Garroway started to reply, then thought better of it. Until he had a better feel for this culture, and for its rules and regulations both written and unwritten, he was going to need to keep his mouth shut and his eyes, ears, and implant open. Something he said now, in ignorance, might well prejudice these people against both him and his own Marines.
“I’ll take your word for it,” he said, but his reservations remained. “You were telling me, though, about alien intelligences inhabiting stars.”
“Indeed. They seem to be relatively rare, but several species, existing as coherent plasmas, have evolved within stellar atmospheres, or, in two cases of which we know, deep within the stellar core. Obviously, our communications with such beings are somewhat … limited.”
The view of the Core Detonation had continued to grow and change as they talked. The scene now appeared to be centered on a glowing disk, a pinwheel of light shading from red at the outer rim to an intense, eye-watering violet at the center.

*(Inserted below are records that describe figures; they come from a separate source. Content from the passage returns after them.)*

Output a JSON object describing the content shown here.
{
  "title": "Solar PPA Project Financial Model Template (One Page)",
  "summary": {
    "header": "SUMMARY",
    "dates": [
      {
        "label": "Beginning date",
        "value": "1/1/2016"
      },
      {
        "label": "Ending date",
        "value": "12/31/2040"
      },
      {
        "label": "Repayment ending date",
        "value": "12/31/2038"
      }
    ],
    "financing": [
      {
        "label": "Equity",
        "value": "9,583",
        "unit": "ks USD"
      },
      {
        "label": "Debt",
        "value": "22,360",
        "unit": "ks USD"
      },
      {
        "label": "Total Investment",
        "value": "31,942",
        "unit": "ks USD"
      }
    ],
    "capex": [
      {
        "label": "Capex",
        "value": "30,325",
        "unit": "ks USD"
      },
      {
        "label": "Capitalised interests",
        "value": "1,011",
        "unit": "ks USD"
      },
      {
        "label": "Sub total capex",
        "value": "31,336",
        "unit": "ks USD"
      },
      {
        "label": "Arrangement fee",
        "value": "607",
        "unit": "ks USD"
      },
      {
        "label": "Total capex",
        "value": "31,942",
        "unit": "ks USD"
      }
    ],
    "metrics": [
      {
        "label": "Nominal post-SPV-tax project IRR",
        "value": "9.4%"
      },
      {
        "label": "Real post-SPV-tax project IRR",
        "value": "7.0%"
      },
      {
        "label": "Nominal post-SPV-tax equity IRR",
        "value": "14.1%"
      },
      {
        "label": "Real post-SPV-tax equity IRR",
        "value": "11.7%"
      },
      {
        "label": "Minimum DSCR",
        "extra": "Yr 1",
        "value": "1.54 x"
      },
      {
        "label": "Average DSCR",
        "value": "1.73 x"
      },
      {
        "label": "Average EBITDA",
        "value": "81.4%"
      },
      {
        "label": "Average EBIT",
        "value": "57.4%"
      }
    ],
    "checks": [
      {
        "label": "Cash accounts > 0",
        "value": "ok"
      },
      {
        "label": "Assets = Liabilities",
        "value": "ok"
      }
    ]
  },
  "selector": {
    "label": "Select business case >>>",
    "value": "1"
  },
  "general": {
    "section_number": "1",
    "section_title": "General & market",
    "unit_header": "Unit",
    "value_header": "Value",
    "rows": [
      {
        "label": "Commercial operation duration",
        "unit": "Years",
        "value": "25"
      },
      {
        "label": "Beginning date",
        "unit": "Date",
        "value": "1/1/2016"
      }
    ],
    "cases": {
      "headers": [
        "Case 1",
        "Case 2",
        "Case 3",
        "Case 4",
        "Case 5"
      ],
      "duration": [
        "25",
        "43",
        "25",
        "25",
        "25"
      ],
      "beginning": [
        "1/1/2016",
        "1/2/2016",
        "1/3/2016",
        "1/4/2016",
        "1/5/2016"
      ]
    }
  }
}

“Is that the Galactic Core?” Garroway asked. The pinwheel, obviously, was an accretion disk. At its center was a tiny void, an emptiness, into which compressed gas and stellar material appeared to be funneling, a large and massive black hole. Dying matter shrieked its death scream in X-rays and the far ultraviolet.
“No,” Socrates told him. “The Core is about 350 light years in that direction.” Garroway sensed the gesture, deeper into an impenetrable haze of blue-white radiance beyond. “This is the Great Annihilator.”
Garroway had heard of it. A black hole, yes … but not, as once had been imagined, the supermassive black hole at the Galaxy’s exact center. The true Galactic Core consisted of a black hole of about two million solar masses, but, until the Core Detonation wavefront reached the vicinity of Earth, there would be no physical evidence pinpointing it from Earth’s vicinity save for the observed movements of core stars, no light, no radiation of any sort.